The team, led by UMD Professor Chunsheng Wang, created a fluorinated interphase, which enables reversible water-based zinc battery chemistries. Longsheng Cao (ChBE Post-doc), Dan Li (ChBE Post-doc) and Travis Pollard (U.S. Army Research Lab) served as first authors on the study, published in Nature Nanotechnology on May 10.
"Metallic zinc is a supreme anode because it boasts high capacity, low redox potential, high abundance and low toxicity," said Cao. "It's also incredibly safe, but suffers from severe irreversibility—for example, we often see dendrite growth and low coulombic efficiency in aqueous electrolytes, which makes the formation of a solid-electrolyte interphase [SEI] impossible."
To that end, the Wang group created a diluted and acidic water electrolyte, with an alkylammonium salt additive, which gave way to the formation of a robust and waterproof SEI. This chemistry offers dendrite-free zinc plating and stripping at nearly 100% coulombic efficiency.

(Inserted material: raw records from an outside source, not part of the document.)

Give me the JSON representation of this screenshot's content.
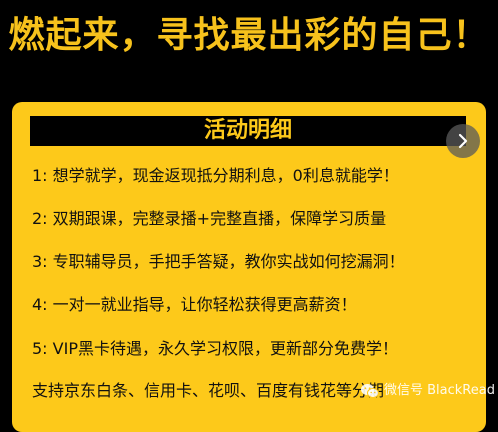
{
  "headline": "燃起来，寻找最出彩的自己！",
  "card": {
    "title": "活动明细",
    "items": [
      "1:  想学就学，现金返现抵分期利息，0利息就能学！",
      "2:  双期跟课，完整录播+完整直播，保障学习质量",
      "3:  专职辅导员，手把手答疑，教你实战如何挖漏洞！",
      "4:  一对一就业指导，让你轻松获得更高薪资！",
      "5:  VIP黑卡待遇，永久学习权限，更新部分免费学！"
    ],
    "footer": "支持京东白条、信用卡、花呗、百度有钱花等分期"
  },
  "watermark": {
    "icon": "wechat-icon",
    "text": "微信号 BlackRead"
  },
  "colors": {
    "accent": "#fdc91a",
    "background": "#000000",
    "text": "#111111"
  }
}
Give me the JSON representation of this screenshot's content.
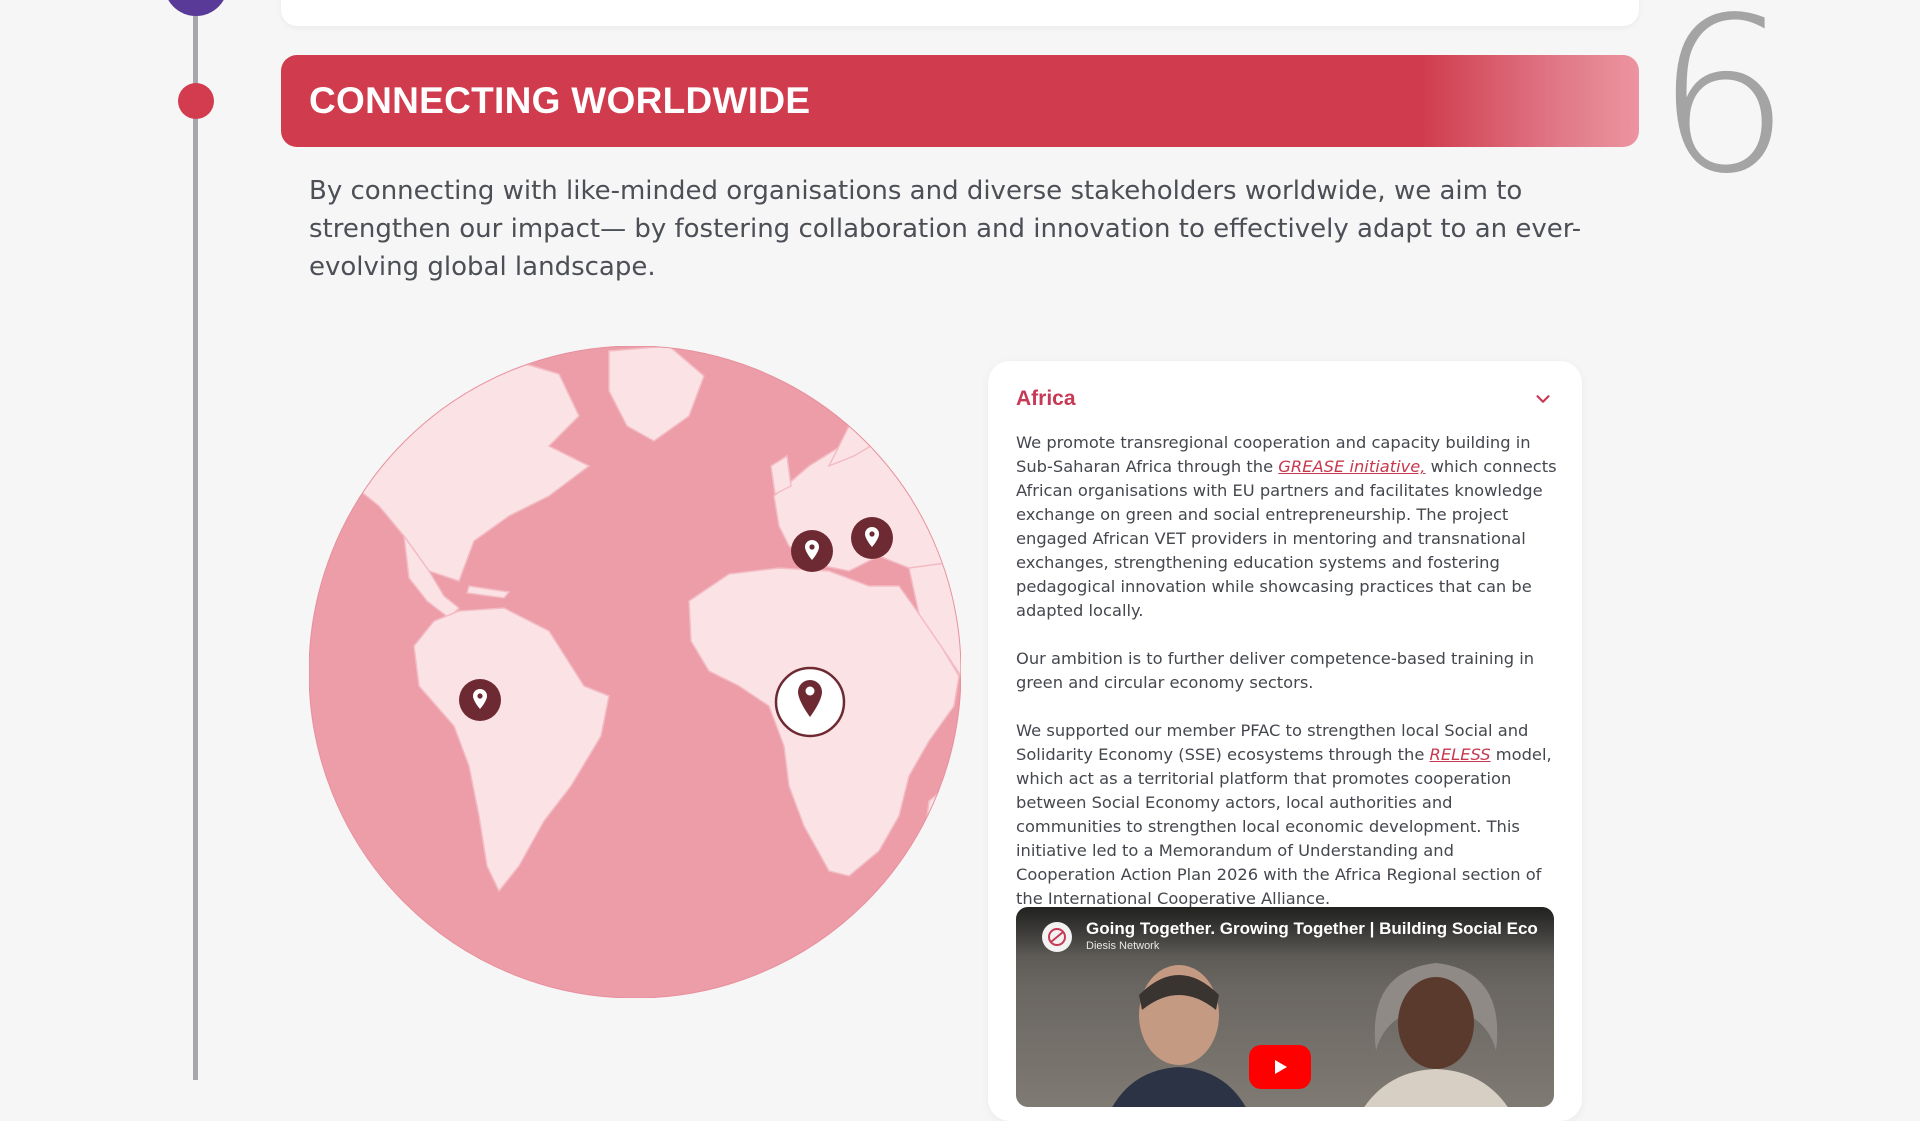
{
  "section": {
    "title": "CONNECTING WORLDWIDE",
    "number": "6",
    "intro": "By connecting with like-minded organisations and diverse stakeholders worldwide, we aim to strengthen our impact— by fostering collaboration and innovation to effectively adapt to an ever-evolving global landscape."
  },
  "map": {
    "pins": [
      "South America",
      "Western Europe",
      "Eastern Europe",
      "Africa"
    ],
    "active_pin": "Africa",
    "colors": {
      "ocean": "#ec9da8",
      "land": "#fbe3e5",
      "pin": "#6e2a33"
    }
  },
  "region": {
    "title": "Africa",
    "p1_before": "We promote transregional cooperation and capacity building in Sub-Saharan Africa through the ",
    "p1_link": "GREASE initiative,",
    "p1_after": " which connects African organisations with EU partners and facilitates knowledge exchange on green and social entrepreneurship. The project engaged African VET providers in mentoring and transnational exchanges, strengthening education systems and fostering pedagogical innovation while showcasing practices that can be adapted locally.",
    "p2": "Our ambition is to further deliver competence-based training in green and circular economy sectors.",
    "p3_before": "We supported our member PFAC to strengthen local Social and Solidarity Economy (SSE) ecosystems through the ",
    "p3_link": "RELESS",
    "p3_after": " model, which act as a territorial platform that promotes cooperation between Social Economy actors, local authorities and communities to strengthen local economic development. This initiative led to a Memorandum of Understanding and Cooperation Action Plan 2026 with the Africa Regional section of the International Cooperative Alliance."
  },
  "video": {
    "title": "Going Together. Growing Together | Building Social Eco",
    "channel": "Diesis Network"
  },
  "colors": {
    "accent": "#d03c4d",
    "timeline_active": "#d23c4e",
    "timeline_prev": "#5a3a98"
  }
}
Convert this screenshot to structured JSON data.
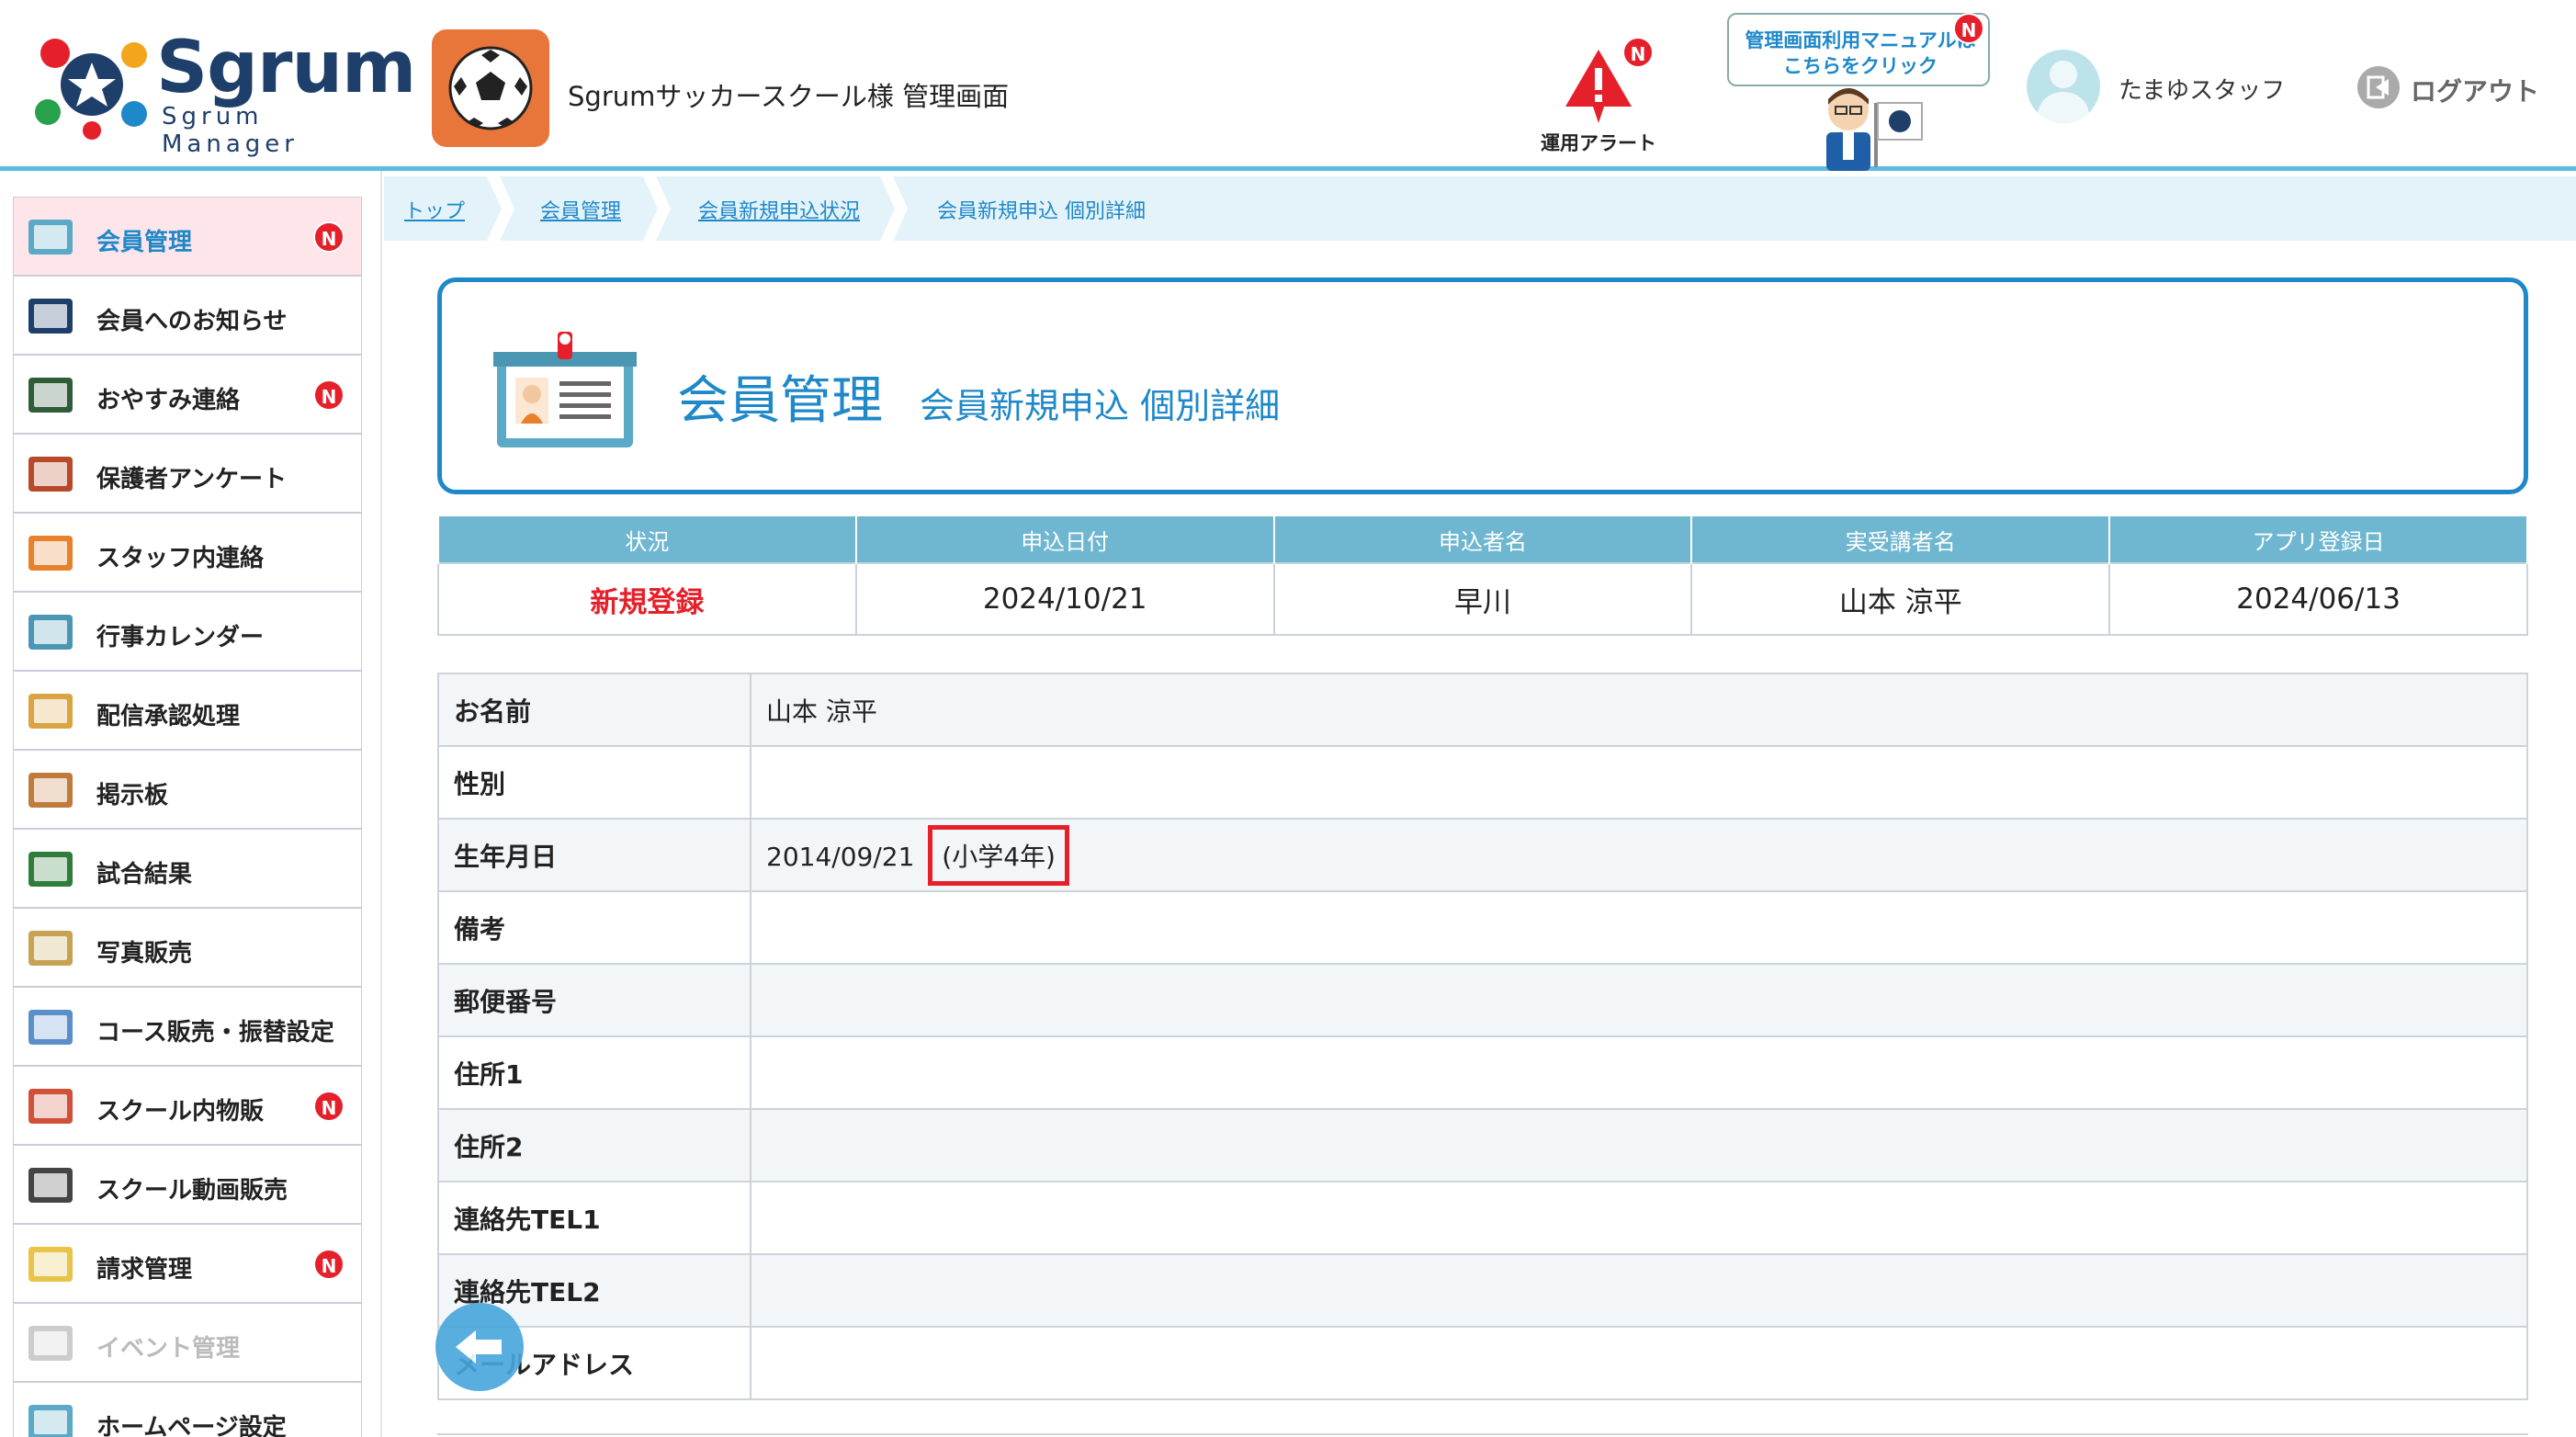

The SEI, mainly composed of hydrophobic inorganic fluoride, allows zinc ions to move back and forth, blocks water penetration, and prevents electron transfer. Such chemistry prohibits electrolyte or zinc anode consumption, which enables long-term use of aqueous zinc batteries.
This study continues research progress in the zinc battery including air cathode, electrolytes, organic electrolyte coating, SEI design, and MnO2 cathodes.